Search code examples
rregressionapplysapplydo.call

Create dataframe with all coefficients from rolling regression


I want to create two dataframes that store all intercept and Beta values respectively.

I want each column of the first dataframe to be labelled as "Y1 Intercept", "Y2 Intercept"... "Y(n) Intercept" and then similarly for the second dataframe "Y1 Coef 1", "Y2 Coef 1 and so on and so forth. The naming of columns is important to keep track given that in practice I will implement this code across a much larger dataframe with multiple X coefficients.

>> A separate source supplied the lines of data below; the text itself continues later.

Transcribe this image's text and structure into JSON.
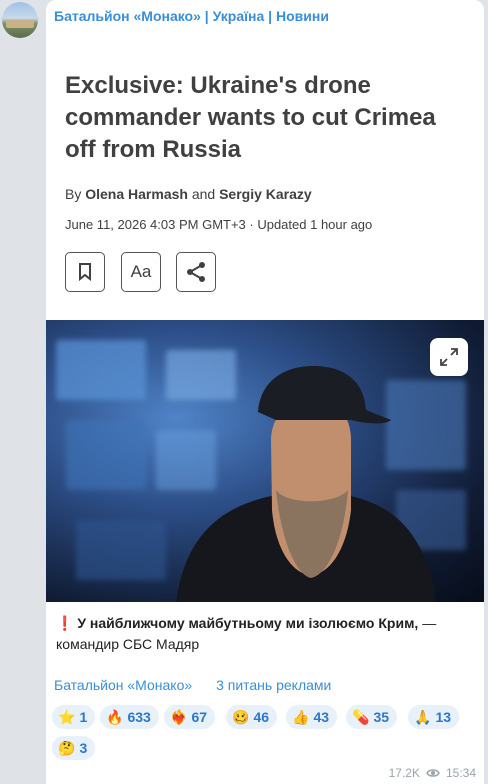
{
  "channel": {
    "name": "Батальйон «Монако» | Україна | Новини"
  },
  "article": {
    "title": "Exclusive: Ukraine's drone commander wants to cut Crimea off from Russia",
    "by_prefix": "By",
    "author1": "Olena Harmash",
    "and": "and",
    "author2": "Sergiy Karazy",
    "date": "June 11, 2026 4:03 PM GMT+3 · Updated 1 hour ago",
    "aa_label": "Aa"
  },
  "caption": {
    "mark": "❗",
    "bold_text": "У найближчому майбутньому ми ізолюємо Крим,",
    "rest": "— командир СБС Мадяр"
  },
  "links": {
    "channel": "Батальйон «Монако»",
    "ads": "3 питань реклами"
  },
  "reactions": [
    {
      "emoji": "⭐",
      "count": "1"
    },
    {
      "emoji": "🔥",
      "count": "633"
    },
    {
      "emoji": "❤️‍🔥",
      "count": "67"
    },
    {
      "emoji": "🥴",
      "count": "46"
    },
    {
      "emoji": "👍",
      "count": "43"
    },
    {
      "emoji": "💊",
      "count": "35"
    },
    {
      "emoji": "🙏",
      "count": "13"
    },
    {
      "emoji": "🤔",
      "count": "3"
    }
  ],
  "meta": {
    "views": "17.2K",
    "time": "15:34"
  },
  "colors": {
    "link": "#3a8ed8",
    "reaction_bg": "#e8f0f9",
    "reaction_text": "#2b78c9"
  }
}
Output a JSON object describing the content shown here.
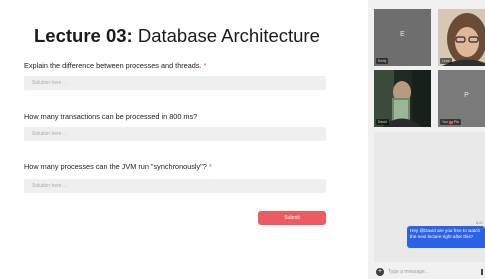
{
  "quiz": {
    "title_bold": "Lecture 03:",
    "title_rest": " Database Architecture",
    "questions": [
      {
        "text": "Explain the difference between processes and threads.",
        "required": "*",
        "placeholder": "Solution here ..."
      },
      {
        "text": "How many transactions can be processed in 800 ms?",
        "required": "",
        "placeholder": "Solution here ..."
      },
      {
        "text": "How many processes can the JVM run \"synchronously\"?",
        "required": "*",
        "placeholder": "Solution here ..."
      }
    ],
    "submit_label": "Submit"
  },
  "participants": [
    {
      "initial": "E",
      "label": "Emily"
    },
    {
      "initial": "",
      "label": "Lena"
    },
    {
      "initial": "",
      "label": "David"
    },
    {
      "initial": "P",
      "label_prefix": "You",
      "label": "Pia"
    }
  ],
  "chat": {
    "time": "8:41",
    "message": "Hey @David are you free to watch the next lecture right after this?",
    "input_placeholder": "Type a message..."
  },
  "colors": {
    "accent": "#ee5a62",
    "chat_bubble": "#2c63e6",
    "required_marker": "#e8475a"
  }
}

Ideally I would also create a third dataframe to store all R-squared values, but hopefully I can figure this point out after help with the above.

library(roll)

set.seed(1)
x_var <- data.frame(X1 = rnorm(50))
y_var <- data.frame(y1 = rnorm(50),
                    y2 = rnorm(50),
                    y3 = rnorm(50),
                    y4 = rnorm(50))

#Regression 
model_output <- roll_lm(x = as.matrix(x_var),
        y = as.matrix(y_var),
        width = 12,
        min_obs = 12,
        na_restore = TRUE)


model_output$coefficients 

The above would give me the output I want, but i'm not sure how to combine all intercept values in a single dataframe and then all Beta values in another with correct column labelling.


Solution

  • Here's a fairly simple tidyverse implementation. The only complicated thing is the column renaming, which uses regex groups:

    library(tidyverse)
    model_output <- as.data.frame(model_output)
    
    rsq_df <- model_output %>%
                select(starts_with("r.squared")) %>%
                rename_with(~str_remove(., "r.squared."))
    
    intercept_df <- model_output %>%
        select(starts_with("coefficients")) %>%
        select(ends_with("Intercept.")) %>%
        rename_with(~ str_replace_all(., "coefficients.y(\\d+)..Intercept.", "Y\\1 Intercept"))
    
    coef_df <- model_output %>%
        select(starts_with("coefficients")) %>%
        select(!ends_with("Intercept.")) %>%
        rename_with(~ str_replace_all(., "coefficients.y(\\d+).X(\\d+)", "Y\\1 Coef \\2"))